Crude oil was discovered at the Humbly Grove Oil Field, the second-largest onshore oil field in the UK, in 1980. Starting on 4 June 1986 oil was transported in a pipeline to Holybourne Oil Terminal, between Bentley and Alton, where it was loaded into tankers and was taken by rail to Fawley Refinery. The oil train typically ran two or three times per week and reversed at Alton station to allow the diesel locomotive to run around. By the mid-2010s, the unloading equipment at the Fawley terminal was approaching the end of its working life and the decision was taken to discontinue the rail operation. The last oil train from the Holybourne terminal, hauled by a locomotive, ran on 1 September 2016 and thereafter oil was transported from Humbly Grove by road tanker.

==Accidents and incidents==
- 26 December 1901: A fireman was struck on the head and killed when his train to Waterloo passed under a low bridge shortly after leaving Farnham station. He had been working in the coal bunker of his locomotive.
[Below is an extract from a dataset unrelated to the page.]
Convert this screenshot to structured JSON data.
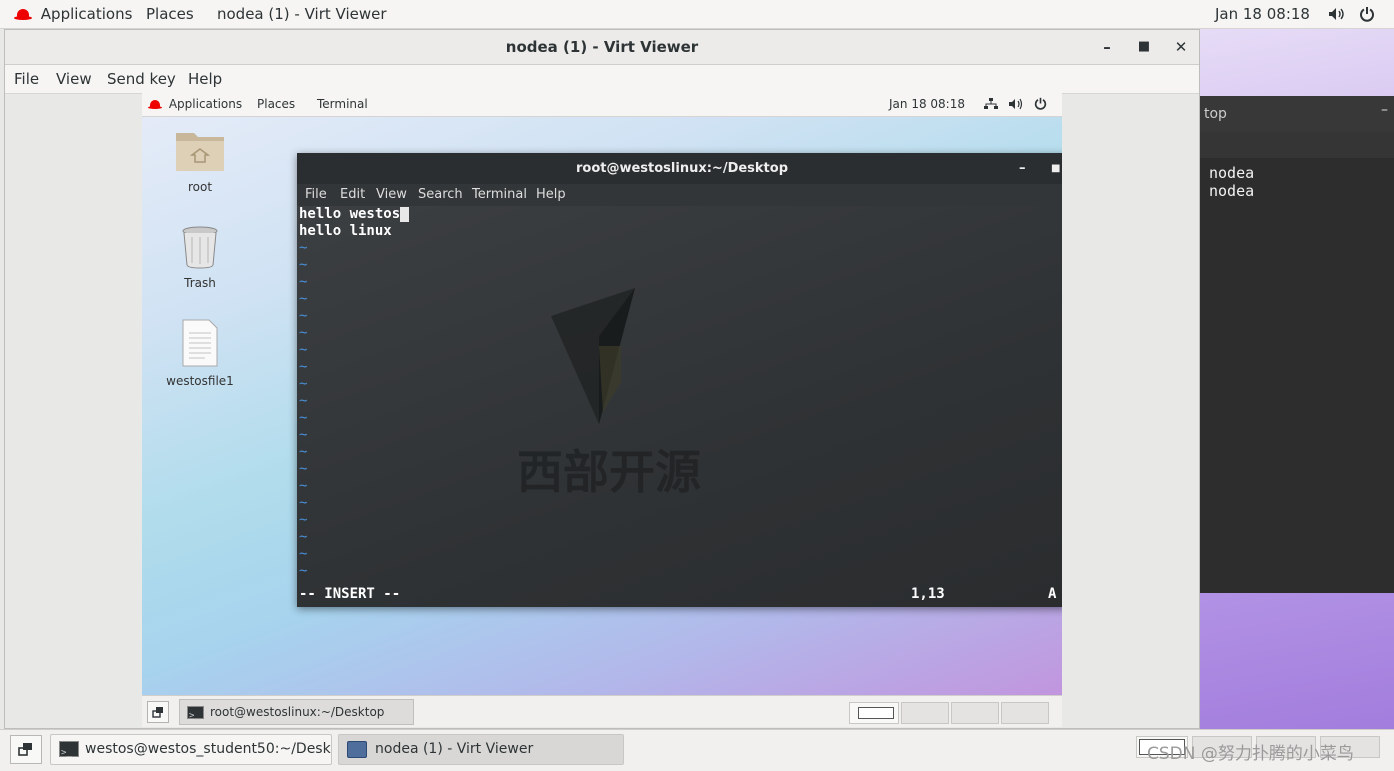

- 12 July 1905: A track worker died after being struck by a train at Farnham Junction.
- 11 July 1925: A track worker died after being struck by a train at Farnham Junction.
- 22 August 1940: A train of 50 wagons, loaded with ammunition for the Royal Army Ordnance Corps, was bombed by an enemy aircraft at Tongham. One of the wagons caught fire, but was uncoupled by two railway workers, who moved the undamaged trucks away. The two men, George Leach and George Keen, were awarded the George Medal, and a development of 35 houses, built in the village in the early 2020s, was named "Victory Fields" in their honour.
- 10 May 1981: A man died after being struck by a train in Foxhills Tunnel. He had been attempting to hide from the police.
- 13 August 2006: A landslip at Foxhills Tunnel prevented trains from running between Brookwood and Ash Vale for five days.
- 13 April 2016: A landslip at Wrecclesham closed the line between Farnham and Alton. A temporary speed limit over the affected section had been imposed on 1 April. The embankment was stabilised and the line reopened on 4 May 2016. Later that year, the drainage of the affected site was improved and a retaining wall was constructed to reduce the risk of further landslips.